Ertuğrul Günay’a “geçmiş olsun” demek lazım, artık “gönlü razı olsa da, olmasa da” dediği gibi fark etmez. Bu yanlışlara tepkisini her zaman ortaya koyan vatandaşlarla kendisi, ne söylerse söylesin aynı kefede değildir!

Bir gecede yasa çıkarma modası!

Yine hayati önem taşıyan bir yasa apar topar, bir gecede, tartışılmadan, tepkiler bile görülmeden Meclis’ten geçiriliverdi. Ve “Devlet adına arama ve işletme ruhsatı alma hakkı TPAO’ya aittir” hükmü yeni yasadan çıkarıldı. Böylece, dünyadaki tüm örneklerin aksine (dünyadaki petrol rezervlerinin yüzde 80’i devletlerin kontrolünde) TPAO’nun “özelleştirilmesi”nin önü açılırken petrol arama işi de “özel şirketlere” verilecek duruma getirildi.

Son on yılda Türkiye’de üretilen petrolün “yüzde 71”ini, doğal gazın “yüzde 56”sını TPAO karşılamış. Ne kadar önemli bir işlevi olduğunu ve “bu gücün devlet elinde olması”nın önemini düşünün. Şimdi artık örneğin Güneydoğu’daki petrolü isteyen bir özel şirket çıkaracak. Oysa ABD’li araştırma şirketleri bile “Güneydoğu’nun altının petrol denizi olduğunu” söylemişlerdi.

Yeme de yanında yat!

Eh “Güneydoğu’nun Kürdistan olduğu” da artık açıkça söylendiğine, üzerinde “Kürdistan” yazan tişörtler bile satıldığına göre “petrol denizi” nerede kalacak ortadadır. Biz zaten petrolün çoğunu dışarıdan alırken bir de üstüne Türkiye’nin “ham petrol ihracatı” üstündeki sınırlamayı kaldırmışlar ki “yeme de yanında yat”..

Petrolü ele geçirmek için bin dolap çevirenler adına “Biz istedik bir göz, Allah verdi 2 göz” durumu.. Vatana, millete hayırlı olsun. Muhalefet partileri hala TBMM’ye giderek kime gösteriş yapıyorlar, ne fonksiyonları kaldı acaba? Bıraksınlar topluca Meclis’e gitmeyi, olsun bitsin!

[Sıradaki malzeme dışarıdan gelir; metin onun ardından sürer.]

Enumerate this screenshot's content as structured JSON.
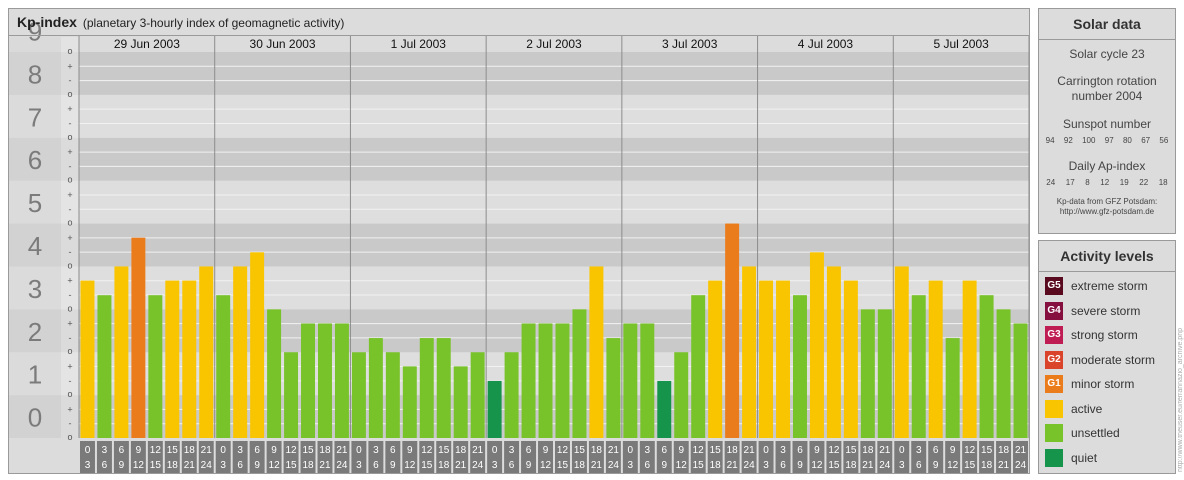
{
  "header": {
    "title": "Kp-index",
    "subtitle": "(planetary 3-hourly index of geomagnetic activity)"
  },
  "chart_data": {
    "type": "bar",
    "ylim": [
      0,
      9
    ],
    "y_ticks": [
      "0",
      "1",
      "2",
      "3",
      "4",
      "5",
      "6",
      "7",
      "8",
      "9"
    ],
    "sub_ticks": [
      "o",
      "-",
      "+"
    ],
    "days": [
      "29 Jun 2003",
      "30 Jun 2003",
      "1 Jul 2003",
      "2 Jul 2003",
      "3 Jul 2003",
      "4 Jul 2003",
      "5 Jul 2003"
    ],
    "intervals": [
      [
        "0",
        "3"
      ],
      [
        "3",
        "6"
      ],
      [
        "6",
        "9"
      ],
      [
        "9",
        "12"
      ],
      [
        "12",
        "15"
      ],
      [
        "15",
        "18"
      ],
      [
        "18",
        "21"
      ],
      [
        "21",
        "24"
      ]
    ],
    "values": [
      3.67,
      3.33,
      4,
      4.67,
      3.33,
      3.67,
      3.67,
      4,
      3.33,
      4,
      4.33,
      3,
      2,
      2.67,
      2.67,
      2.67,
      2,
      2.33,
      2,
      1.67,
      2.33,
      2.33,
      1.67,
      2,
      1.33,
      2,
      2.67,
      2.67,
      2.67,
      3,
      4,
      2.33,
      2.67,
      2.67,
      1.33,
      2,
      3.33,
      3.67,
      5,
      4,
      3.67,
      3.67,
      3.33,
      4.33,
      4,
      3.67,
      3,
      3,
      4,
      3.33,
      3.67,
      2.33,
      3.67,
      3.33,
      3,
      2.67
    ],
    "colors": {
      "quiet": "#16944b",
      "unsettled": "#78c22a",
      "active": "#f9c500",
      "minor": "#eb7c1c"
    }
  },
  "solar": {
    "title": "Solar data",
    "cycle": "Solar cycle 23",
    "carrington": "Carrington rotation number 2004",
    "sunspot_label": "Sunspot number",
    "sunspots": [
      "94",
      "92",
      "100",
      "97",
      "80",
      "67",
      "56"
    ],
    "ap_label": "Daily Ap-index",
    "ap": [
      "24",
      "17",
      "8",
      "12",
      "19",
      "22",
      "18"
    ],
    "credit_line1": "Kp-data from GFZ Potsdam:",
    "credit_line2": "http://www.gfz-potsdam.de"
  },
  "activity": {
    "title": "Activity levels",
    "levels": [
      {
        "code": "G5",
        "label": "extreme storm",
        "color": "#5a0a1f"
      },
      {
        "code": "G4",
        "label": "severe storm",
        "color": "#85103f"
      },
      {
        "code": "G3",
        "label": "strong storm",
        "color": "#c01c54"
      },
      {
        "code": "G2",
        "label": "moderate storm",
        "color": "#d9442a"
      },
      {
        "code": "G1",
        "label": "minor storm",
        "color": "#eb7c1c"
      },
      {
        "code": "",
        "label": "active",
        "color": "#f9c500"
      },
      {
        "code": "",
        "label": "unsettled",
        "color": "#78c22a"
      },
      {
        "code": "",
        "label": "quiet",
        "color": "#16944b"
      }
    ]
  },
  "credit_vertical": "http://www.theuser.eu/ferrahnazio_archive.php"
}
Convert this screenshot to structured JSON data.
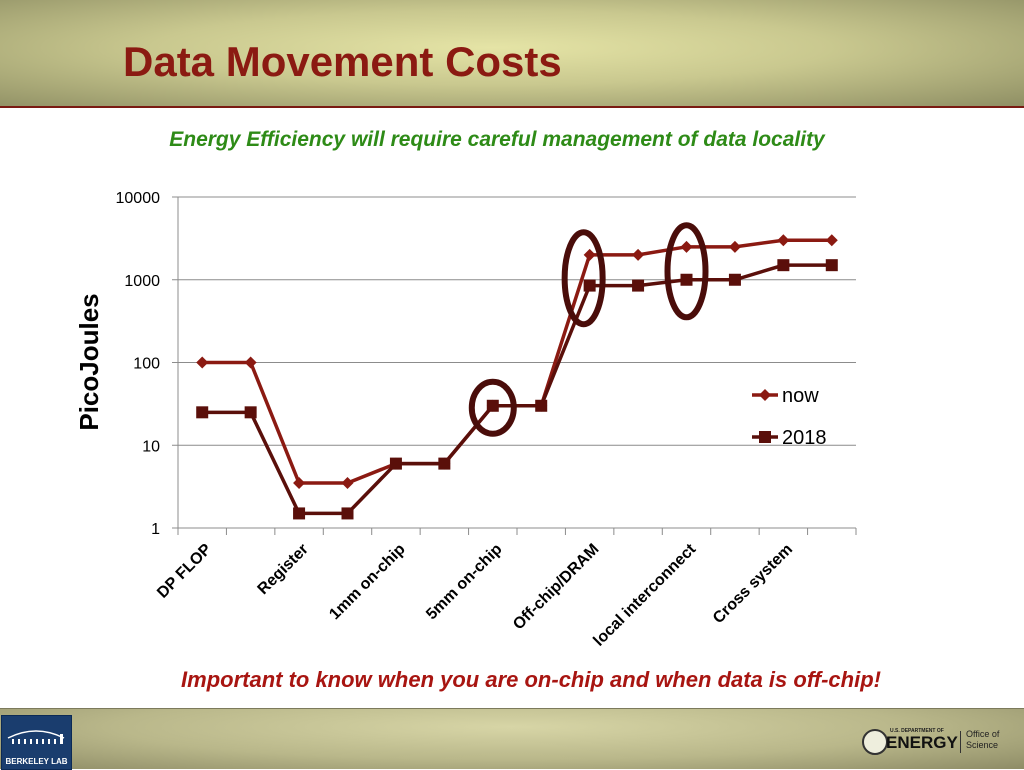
{
  "slide": {
    "title": "Data Movement Costs",
    "subtitle": "Energy Efficiency will require careful management of data locality",
    "footnote": "Important to know when you are on-chip and when data is off-chip!"
  },
  "footer": {
    "left_logo_text": "BERKELEY LAB",
    "doe_small_text": "U.S. DEPARTMENT OF",
    "doe_energy_text": "ENERGY",
    "doe_office_line1": "Office of",
    "doe_office_line2": "Science"
  },
  "chart_data": {
    "type": "line",
    "y_scale": "log",
    "ylim": [
      1,
      10000
    ],
    "y_ticks": [
      1,
      10,
      100,
      1000,
      10000
    ],
    "ylabel": "PicoJoules",
    "xlabel": "",
    "grid": true,
    "legend_position": "right",
    "categories": [
      "DP FLOP",
      "",
      "Register",
      "",
      "1mm on-chip",
      "",
      "5mm on-chip",
      "",
      "Off-chip/DRAM",
      "",
      "local interconnect",
      "",
      "Cross system",
      ""
    ],
    "series": [
      {
        "name": "now",
        "color": "#8b1a12",
        "marker": "diamond",
        "values": [
          100,
          100,
          3.5,
          3.5,
          6,
          6,
          30,
          30,
          2000,
          2000,
          2500,
          2500,
          3000,
          3000
        ]
      },
      {
        "name": "2018",
        "color": "#5a0f0a",
        "marker": "square",
        "values": [
          25,
          25,
          1.5,
          1.5,
          6,
          6,
          30,
          30,
          850,
          850,
          1000,
          1000,
          1500,
          1500
        ]
      }
    ],
    "highlighted_points": [
      6,
      8,
      10
    ]
  }
}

‘Darbeci padişah’ın adı köprüde!

Üçüncü köprüye padişah “Yavuz Sultan Selim”in adının verileceği açıklandığından bu yana tepkiler durmak bilmedi. Aleviler’e yaptıkları nedeniyle onlar büyük tepki içinde.. “Bilimsel eğitim yapan medreselerden bütün bilim derslerini kaldırdı, Mısır’dan dinci hocaları getirip Anadolu’daki aydınlığı yok etti” diyen bilimle ilgili herkes büyük tepki içinde..

“Osmanlı’yı batıran padişahtır” diyenler tepki içinde.. Ama en çok da “DARBE KARŞITI OLANLAR” tepki içinde.. “Kendi babasına askeri darbe yaparak iktidara gelmiş bir padişahın adı nasıl verilir” diyorlar da başka bir şey demiyorlar.

Gerçekten, darbelerle mücadele ediyoruz diye “darbenin ihtimali bile olmayan” dönemlerin yargılandığı, bu tür hiçbir olayla ilgisi olmayan yüzlerce askerin, sivilin 5 yıldır hapse tıkıldığı bir ülkede “darbeci bir padişah” neden seçilir? İzahı var mı?

Mehmet Yılmaz’ın yazdığı gibi; neden gurur duyulacak, milyonlarca turistin eserlerini görmeye geldiği Mimar Sinan değil, neden Kanuni Sultan Süleyman değil de özellikle o?